Welcome to AMMSA.COM, the news archive website for our family of Indigenous news publications.

Course to train Aboriginal leaders in tourism

Article Origin

Author

George Young, Raven's Eye Writer, Powell River

Volume

9

Issue

3

Year

2005

Page 2

The Native community said it needed a course to train management in order to develop the tourist industry in Native communities, and that is what Malaspina College is offering.

The Aboriginal Tourism Industry Development Program is intended to give Aboriginal leaders the skills to start and run tourist-based businesses.

The program is a nine-credit course that can be applied to a bachelors degree in tourism degree at the college.
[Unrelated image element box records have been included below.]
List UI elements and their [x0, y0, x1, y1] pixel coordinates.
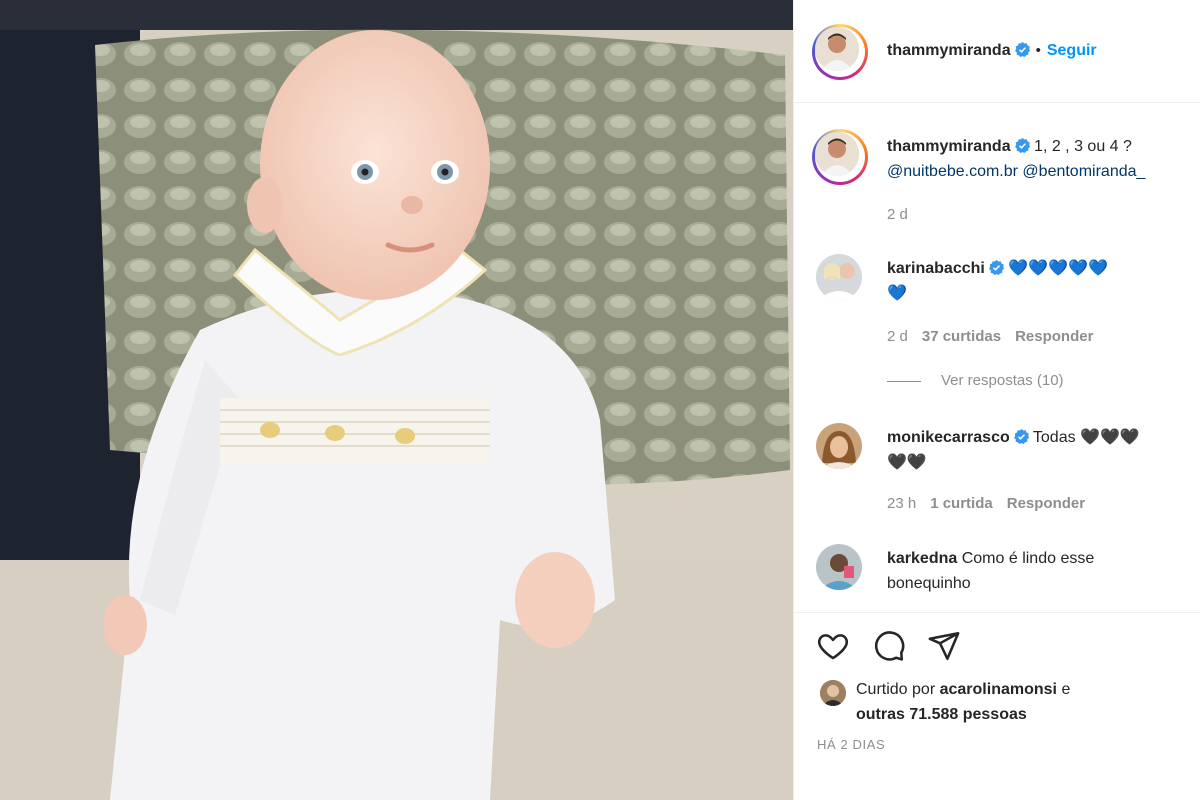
caption-avatar[interactable]: [812, 129, 868, 185]
comment-username[interactable]: karinabacchi: [887, 260, 985, 277]
comment-line-1: monikecarrasco Todas 🖤🖤🖤: [887, 426, 1140, 450]
comment-icon: [874, 631, 905, 661]
comment-username[interactable]: monikecarrasco: [887, 429, 1010, 446]
comment-meta: 23 h 1 curtida Responder: [887, 495, 1085, 512]
verified-badge-icon: [1013, 429, 1029, 444]
share-icon: [928, 631, 960, 661]
replies-divider: [887, 380, 921, 382]
comment-time: 2 d: [887, 328, 908, 345]
comment-text-continued: 🖤🖤: [887, 454, 927, 471]
comment-meta: 2 d 37 curtidas Responder: [887, 328, 1093, 345]
comment-text: 💙💙💙💙💙: [1008, 260, 1108, 277]
comment-text: Como é lindo esse: [961, 550, 1095, 567]
reply-button[interactable]: Responder: [1015, 328, 1093, 345]
post-photo[interactable]: [0, 0, 793, 800]
comment-likes[interactable]: 1 curtida: [930, 495, 993, 512]
post-header: thammymiranda • Seguir: [794, 0, 1200, 103]
caption-time: 2 d: [887, 206, 908, 223]
liked-by-prefix: Curtido por: [856, 681, 936, 698]
comment-text: Todas 🖤🖤🖤: [1032, 429, 1140, 446]
liked-by-user[interactable]: acarolinamonsi: [940, 681, 1057, 698]
liker-avatar[interactable]: [820, 680, 846, 706]
share-button[interactable]: [927, 629, 961, 663]
commenter-avatar[interactable]: [816, 544, 862, 590]
caption-line-1: thammymiranda 1, 2 , 3 ou 4 ?: [887, 135, 1132, 159]
verified-badge-icon: [988, 260, 1004, 275]
author-username[interactable]: thammymiranda: [887, 42, 1011, 59]
caption-mentions[interactable]: @nuitbebe.com.br @bentomiranda_: [887, 160, 1145, 184]
header-text: thammymiranda • Seguir: [887, 42, 1097, 60]
header-separator: •: [1035, 42, 1041, 59]
instagram-post: thammymiranda • Seguir thammymiranda 1, 2 …: [0, 0, 1200, 800]
post-details-panel: thammymiranda • Seguir thammymiranda 1, 2 …: [793, 0, 1200, 800]
comment-likes[interactable]: 37 curtidas: [922, 328, 1001, 345]
comment-time: 23 h: [887, 495, 917, 512]
liked-by-conj: e: [1061, 681, 1071, 698]
verified-badge-icon: [1014, 42, 1030, 57]
likes-count[interactable]: outras 71.588 pessoas: [856, 706, 1027, 723]
heart-icon: [817, 634, 849, 660]
comments-list[interactable]: thammymiranda 1, 2 , 3 ou 4 ? @nuitbebe.…: [794, 104, 1200, 612]
author-avatar[interactable]: [812, 24, 868, 80]
reply-button[interactable]: Responder: [1007, 495, 1085, 512]
commenter-avatar[interactable]: [816, 254, 862, 300]
comment-text-continued: 💙: [887, 285, 907, 302]
verified-badge-icon: [1014, 138, 1030, 153]
comment-line-1: karkedna Como é lindo esse: [887, 547, 1094, 571]
like-button[interactable]: [816, 629, 850, 663]
comment-button[interactable]: [872, 629, 906, 663]
view-replies-label[interactable]: Ver respostas (10): [941, 372, 1064, 389]
follow-button[interactable]: Seguir: [1047, 42, 1097, 59]
comment-text-continued: bonequinho: [887, 575, 971, 592]
comment-line-1: karinabacchi 💙💙💙💙💙: [887, 257, 1108, 281]
caption-text: 1, 2 , 3 ou 4 ?: [1034, 138, 1132, 155]
baby-photo-illustration: [0, 0, 793, 800]
comment-username[interactable]: karkedna: [887, 550, 957, 567]
commenter-avatar[interactable]: [816, 423, 862, 469]
view-replies-button[interactable]: Ver respostas (10): [887, 372, 1064, 389]
caption-username[interactable]: thammymiranda: [887, 138, 1011, 155]
post-date[interactable]: HÁ 2 DIAS: [817, 737, 885, 752]
post-actions: Curtido por acarolinamonsi e outras 71.5…: [794, 612, 1200, 800]
liked-by-summary: Curtido por acarolinamonsi e outras 71.5…: [856, 677, 1070, 727]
The program is offered through the Powell River campus.

The program consists of two eight-day modules that focus on the background and potential of Aboriginal tourism, developing a business plan, managing people and products, and marketing a tourism business.

It is a live-in program that will be located in the historic Lund Hotel and includes 16 nights accommodation and meals.

The Lund Hotel was chosen as the site because it is owned in partnership with the Sliammon First Nation and it will add a cultural component to the program, said Arlette Drader, campus principal and director of Aboriginal education at Malaspina College.

Katrin Harry is the person behind the formation of the course, and she is a tourism product development and marketing consultant.

Harry sees great potential in tourism for Aboriginal communities and determined that the community needed to build human resource capacity in order to develop this industry.

"It is geared towards people in leadership positions in the community. The program is set up to provide skills and expertise for people to make decisions on how to set up the tourism industry," said Harry.

"It is for educating the councillor with the economic development portfolio, for example, on how to put a tourism industry together in their traditional territory."

People other than council members can take the course, said Deb Bryant, administrative coordinator for the program at the college.

Bryant said the program is ideally suited to current tourist facility managers and those people planning a tourism venture who want to get involved on an industry-wide scale.

Aboriginal students make up about 10 per cent of the student population at Malaspina College, said Drader. Malaspina also offers a Native Student Centre with counsellors and student aid, and Elders are involved with course planning, she said.

"If you don't have any tourism ventures currently in operation, you want to look at the whole tourism infrastructure in your region, what product offerings are there, who is already travelling to your region, how you can finance it, how do you build human resource capacity. This is what the program is going to teach," said Harry.

Harry works with First Nations to build what she calls cultural tourism.

"Very often in First Nations, sharing the cultural information is what gives them the competitive advantage over mini-golf courses and that kind of thing," said Harry.

"It is often in the interest of the First Nation to provide cultural tourism rather than building a casino or doing something else like renting speed boats," she said.

"In this program people will learn how to evaluate what their community has to offer, what other product offerings are already there, and what their market niche is and what products they should develop."

Harry said what most First Nations lack is a tourism champion. They have a great opportunity, but they need one person who is going to drive the process and put it all together, she said.

"What we are trying to do with this program is educate the tourism champion in order to make it work.

"The potential for Aboriginal tourism is huge."

The Aboriginal Tourism program is offered in two parts from Oct. 15 to Oct. 23 and from Nov. 19 to Nov. 27.